You know The Pub Landlord is in the house when the done thing is to take a pint to your seat. The fella who walked in with a bottle of wine, on the other hand, was on distinctly dangerous ground.

As all of us who are familiar with Al Murray's alter ego know, white wine is for ladies and ladies alone.

Murray enjoys a loyal fan base with The Pub Landlord. There was a high percentage of men with equally shaven heads in the audience – but there were a lot of ladies too.
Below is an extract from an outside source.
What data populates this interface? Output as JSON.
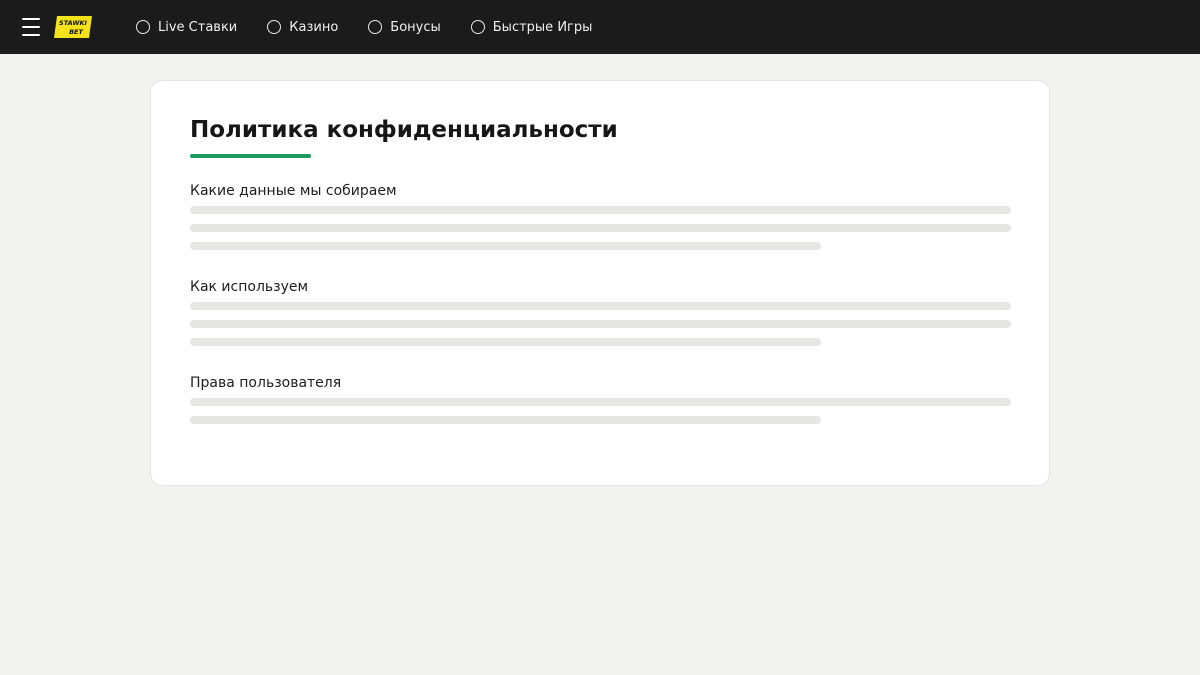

His show does exactly what it says on the tin, as the Landlord immediately gave it both barrels to the audience. He told us we were beautiful people for living in Norwich ("so other people don't have to") and he had the audience eating – or rather drinking – out of his hand. Glen was without a pint, so the Guv'nor ordered him to the bar. And Ben the student was sent up to the Circle with a big beach ball of the globe, as part of the 'How it Used to Feel to be British' sketch.
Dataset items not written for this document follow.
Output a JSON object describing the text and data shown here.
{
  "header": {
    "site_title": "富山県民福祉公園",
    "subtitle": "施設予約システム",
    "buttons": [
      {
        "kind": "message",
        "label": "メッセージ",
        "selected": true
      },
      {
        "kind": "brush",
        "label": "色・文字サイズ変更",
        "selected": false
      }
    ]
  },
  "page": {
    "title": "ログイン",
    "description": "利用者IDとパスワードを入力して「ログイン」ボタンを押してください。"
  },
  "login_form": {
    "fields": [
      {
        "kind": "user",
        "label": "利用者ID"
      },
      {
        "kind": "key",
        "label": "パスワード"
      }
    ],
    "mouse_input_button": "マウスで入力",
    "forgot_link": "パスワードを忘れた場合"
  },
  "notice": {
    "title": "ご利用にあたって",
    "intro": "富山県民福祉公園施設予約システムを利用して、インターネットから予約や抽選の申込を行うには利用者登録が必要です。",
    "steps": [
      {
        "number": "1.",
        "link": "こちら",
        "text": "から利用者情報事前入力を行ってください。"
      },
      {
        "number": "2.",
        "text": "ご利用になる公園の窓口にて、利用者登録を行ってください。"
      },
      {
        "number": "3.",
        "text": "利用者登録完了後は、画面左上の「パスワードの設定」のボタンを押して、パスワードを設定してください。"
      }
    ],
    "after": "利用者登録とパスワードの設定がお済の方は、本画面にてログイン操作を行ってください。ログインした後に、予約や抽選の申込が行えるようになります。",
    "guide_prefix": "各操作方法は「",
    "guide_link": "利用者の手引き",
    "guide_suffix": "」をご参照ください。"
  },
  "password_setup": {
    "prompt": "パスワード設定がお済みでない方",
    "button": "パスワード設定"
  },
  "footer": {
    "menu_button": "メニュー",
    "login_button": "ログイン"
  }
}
Murray knows his audience and he remembers names and weaves them into his stand-up routine.

France and the French did not feature so much as the new focus for the Guv'nor's vitriol: America. On such hot issues, it was sometimes difficult to know if the audience was laughing at or with the Landlord for his patriotic outbursts

For one member of the audience the boundary, between Al Murray, one of the celebrity chefs who took his time in Hell's Kitchen seriously, and his alter ego, became blurred.

In the strangest heckle I've ever heard, the confused young lady said the man on stage didn't have a friend in the audience. Funnily enough, Al Murray did have a real friend in the audience (it turned out that he had known Gavin, the stag he had got up on stage, for most of his life) and the audience hadn't stopped laughing at The Pub Landlord's 'wisdom' all night.

The Guv'nor eventually had to bar her from his pub – the audience cheered. With enemies like these, who needs friends?